Of er nu daadwerkelijk kan gesproken worden over ‘het geheim’ om de perfecte chrysanten te kweken laten we in het midden. Wel is zeker dat er aan een chrysant een aantal werkzaamheden moeten uitgevoerd worden die nogal sterk tijdsgebonden zijn, met het oog op 1 november. Als dit natuurlijk de streefdatum is. Wie een chrysant eerder of later op de markt wil brengen zal als kweker met dezelfde wetmatigheden rekening houden maar zal dan de data van de werkzaamheden moeten aanpassen aan het gewenste bloeitijdstip.
Het echte geheim van de potchrysant zit in de manipulatie en beheersing van de natuurlijke groeiomstandigheden: licht – duisternis – temperatuur.
De klassieke kweekmethode van potchrysanten vangt aan in maart (het stekken) en eindigt op 1 november of enkele dagen vroeger.

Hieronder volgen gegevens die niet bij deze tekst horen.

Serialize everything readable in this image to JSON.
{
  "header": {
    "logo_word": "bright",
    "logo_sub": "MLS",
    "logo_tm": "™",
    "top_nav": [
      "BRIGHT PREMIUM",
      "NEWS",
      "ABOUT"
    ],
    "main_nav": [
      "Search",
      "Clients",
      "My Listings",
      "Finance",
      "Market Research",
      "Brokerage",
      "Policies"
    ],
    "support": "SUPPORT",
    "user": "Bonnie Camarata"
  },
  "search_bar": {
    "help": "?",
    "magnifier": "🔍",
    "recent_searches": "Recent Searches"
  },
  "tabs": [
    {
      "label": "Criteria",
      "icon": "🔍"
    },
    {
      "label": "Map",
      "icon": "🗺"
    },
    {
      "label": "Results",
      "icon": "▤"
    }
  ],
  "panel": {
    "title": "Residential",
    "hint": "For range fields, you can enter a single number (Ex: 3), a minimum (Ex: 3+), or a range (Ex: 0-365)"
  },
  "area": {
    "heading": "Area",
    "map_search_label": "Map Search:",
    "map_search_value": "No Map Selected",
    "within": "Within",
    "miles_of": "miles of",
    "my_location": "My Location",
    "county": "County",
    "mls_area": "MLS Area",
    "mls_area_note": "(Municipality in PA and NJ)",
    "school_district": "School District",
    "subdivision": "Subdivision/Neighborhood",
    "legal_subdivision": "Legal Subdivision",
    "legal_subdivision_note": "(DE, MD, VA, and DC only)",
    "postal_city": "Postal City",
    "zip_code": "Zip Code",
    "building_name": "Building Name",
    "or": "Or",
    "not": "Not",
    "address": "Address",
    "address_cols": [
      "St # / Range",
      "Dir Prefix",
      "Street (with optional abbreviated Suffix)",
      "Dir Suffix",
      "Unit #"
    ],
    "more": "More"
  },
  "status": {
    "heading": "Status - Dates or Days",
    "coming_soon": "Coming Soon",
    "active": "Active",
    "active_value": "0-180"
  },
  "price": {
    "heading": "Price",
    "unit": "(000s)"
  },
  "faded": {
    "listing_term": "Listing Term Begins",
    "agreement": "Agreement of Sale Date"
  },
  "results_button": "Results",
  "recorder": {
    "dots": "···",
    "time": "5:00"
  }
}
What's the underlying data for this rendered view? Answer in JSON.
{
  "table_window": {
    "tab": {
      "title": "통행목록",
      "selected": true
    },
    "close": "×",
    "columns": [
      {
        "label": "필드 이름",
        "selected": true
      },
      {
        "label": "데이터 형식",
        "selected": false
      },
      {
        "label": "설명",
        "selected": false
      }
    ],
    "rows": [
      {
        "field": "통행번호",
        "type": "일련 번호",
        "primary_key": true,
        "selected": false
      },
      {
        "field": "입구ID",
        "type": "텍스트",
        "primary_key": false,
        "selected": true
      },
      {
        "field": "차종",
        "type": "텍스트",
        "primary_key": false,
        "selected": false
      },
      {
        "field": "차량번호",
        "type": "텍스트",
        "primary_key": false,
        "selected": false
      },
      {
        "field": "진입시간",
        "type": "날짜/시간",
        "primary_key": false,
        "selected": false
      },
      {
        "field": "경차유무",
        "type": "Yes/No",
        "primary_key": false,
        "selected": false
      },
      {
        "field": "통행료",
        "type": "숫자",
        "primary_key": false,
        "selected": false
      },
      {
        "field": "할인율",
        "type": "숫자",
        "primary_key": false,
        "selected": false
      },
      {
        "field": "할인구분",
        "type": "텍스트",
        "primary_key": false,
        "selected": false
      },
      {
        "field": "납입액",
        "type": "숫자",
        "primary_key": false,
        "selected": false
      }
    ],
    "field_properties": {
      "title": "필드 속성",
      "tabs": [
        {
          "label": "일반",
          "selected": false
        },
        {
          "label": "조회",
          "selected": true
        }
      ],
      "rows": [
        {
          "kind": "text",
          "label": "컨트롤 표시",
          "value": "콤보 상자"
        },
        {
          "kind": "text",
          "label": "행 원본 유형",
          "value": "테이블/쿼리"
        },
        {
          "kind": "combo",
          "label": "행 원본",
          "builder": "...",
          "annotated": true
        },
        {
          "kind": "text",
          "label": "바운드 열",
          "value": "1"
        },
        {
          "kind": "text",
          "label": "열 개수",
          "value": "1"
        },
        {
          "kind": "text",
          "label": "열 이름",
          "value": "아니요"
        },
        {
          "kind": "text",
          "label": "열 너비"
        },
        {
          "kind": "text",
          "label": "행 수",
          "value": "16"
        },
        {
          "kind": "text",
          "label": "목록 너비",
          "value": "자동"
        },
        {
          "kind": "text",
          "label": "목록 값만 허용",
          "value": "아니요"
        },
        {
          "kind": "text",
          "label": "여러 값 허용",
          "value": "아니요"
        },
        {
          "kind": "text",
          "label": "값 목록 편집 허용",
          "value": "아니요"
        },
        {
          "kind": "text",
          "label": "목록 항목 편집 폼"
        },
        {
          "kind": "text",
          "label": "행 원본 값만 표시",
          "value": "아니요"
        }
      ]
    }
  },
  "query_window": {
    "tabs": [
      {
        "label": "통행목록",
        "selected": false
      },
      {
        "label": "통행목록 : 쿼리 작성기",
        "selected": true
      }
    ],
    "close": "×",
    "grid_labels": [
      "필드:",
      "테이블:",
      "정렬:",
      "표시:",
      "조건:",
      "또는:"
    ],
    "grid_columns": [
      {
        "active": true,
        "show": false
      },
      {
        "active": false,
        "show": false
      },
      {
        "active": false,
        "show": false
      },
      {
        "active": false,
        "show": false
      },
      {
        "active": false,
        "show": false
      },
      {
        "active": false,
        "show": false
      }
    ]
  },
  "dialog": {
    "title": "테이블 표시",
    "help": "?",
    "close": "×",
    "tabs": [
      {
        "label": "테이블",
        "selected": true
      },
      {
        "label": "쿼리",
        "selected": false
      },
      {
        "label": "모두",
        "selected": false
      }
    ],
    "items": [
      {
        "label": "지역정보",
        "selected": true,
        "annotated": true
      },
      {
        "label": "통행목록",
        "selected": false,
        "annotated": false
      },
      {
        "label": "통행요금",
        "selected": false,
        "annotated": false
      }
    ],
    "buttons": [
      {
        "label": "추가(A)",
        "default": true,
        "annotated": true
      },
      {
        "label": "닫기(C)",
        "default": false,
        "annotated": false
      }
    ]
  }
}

Door een goede beheersing van licht, duisternis en temperatuur, kan men gemakkelijk de chrysant ontwikkelen van stek tot bloeiende plant op een periode van ca. 17 weken of net iets meer dan vier maanden i.p.v. de klassieke 8 maanden.
Naast het “spelen” met de klimatologische omstandigheden, zijn de werkzaamheden van even groot belang. Cruciaal voor een geslaagde potchrysant zijn het stekken, in knijpen, pluizen, afharden en de korte dag periode.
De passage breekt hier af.